Digit preference is a commonly found effect that certain preferred end-digits are stated substantially more often than the general pattern of the distribution would suggest. These digits are typically multiples of 5 and 10, possibly combined with tendencies to avoid certain unpleasant numbers, such as 13. This type of misreporting leads to unusual heapings at the preferred digits and it is frequently found as age-heaping in demography and epidemiology, particularly in historic data. The digit preference problem can be viewed as an inverse problem where the actually observed values are linear compositions of a latent sequence representing the true distribution. This sequence can be estimated and the composition pattern would reveal the amount of misreporting.

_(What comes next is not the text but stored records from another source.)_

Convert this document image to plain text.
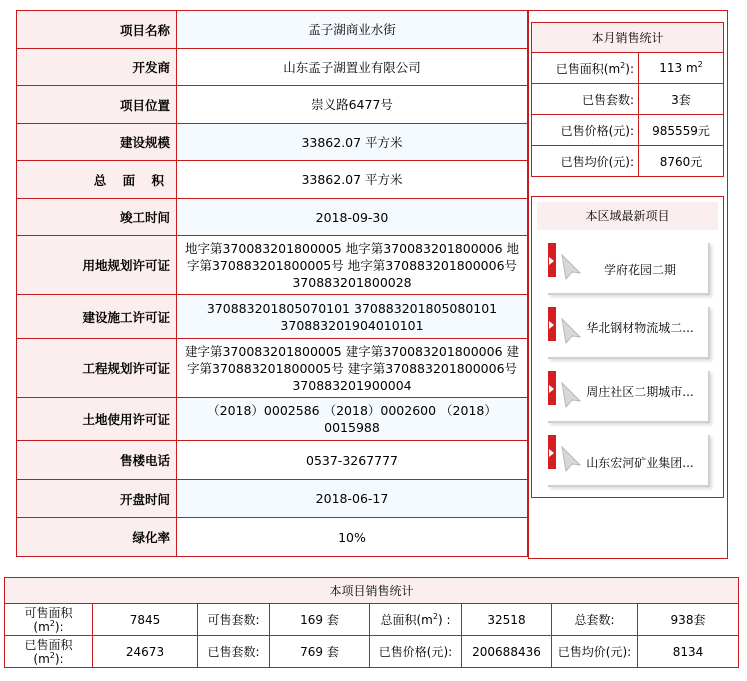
项目名称	孟子湖商业水街
开发商	山东孟子湖置业有限公司
项目位置	崇义路6477号
建设规模	33862.07 平方米
总 面 积	33862.07 平方米
竣工时间	2018-09-30
用地规划许可证	地字第370083201800005 地字第370083201800006 地字第370883201800005号 地字第370883201800006号 370883201800028
建设施工许可证	370883201805070101 370883201805080101 370883201904010101
工程规划许可证	建字第370083201800005 建字第370083201800006 建字第370883201800005号 建字第370883201800006号 370883201900004
土地使用许可证	（2018）0002586 （2018）0002600 （2018）0015988
售楼电话	0537-3267777
开盘时间	2018-06-17
绿化率	10%
本月销售统计	
已售面积$(m^2)$:	113 $m^2$
已售套数:	3套
已售价格(元):	985559元
已售均价(元):	8760元
本区域最新项目
学府花园二期
华北钢材物流城二...
周庄社区二期城市...
山东宏河矿业集团...
本项目销售统计							
可售面积
$(m^2)$:	7845	可售套数:	169 套	总面积$(m^2)$ :	32518	总套数:	938套
已售面积
$(m^2)$:	24673	已售套数:	769 套	已售价格(元):	200688436	已售均价(元):	8134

In this project, in collaboration with Jutta Gampe from the MPIDR and Paul H.C. Eilers from the Erasmus Medical Center in Rotterdam, I proposed an approach based on the composite link model in which both the proportions of counts that were transferred to neighboring digits and the latent distribution can be estimated. An article about this approach has been publish in 2008 on Statistical Modelling: Modelling general patterns of digit preference (link).

Afterward we also successfully extended this model to a two-dimensional setting for latent distributions with digit preference, where the strength of the misreporting pattern can vary over time. We published this generalization in the Proceedings of the 24th International Workshop on Statistical Modelling: Modelling trends in digit preference patterns (paper).

We also intend to extend this approach to better understand spatial variation in digit preference patterns.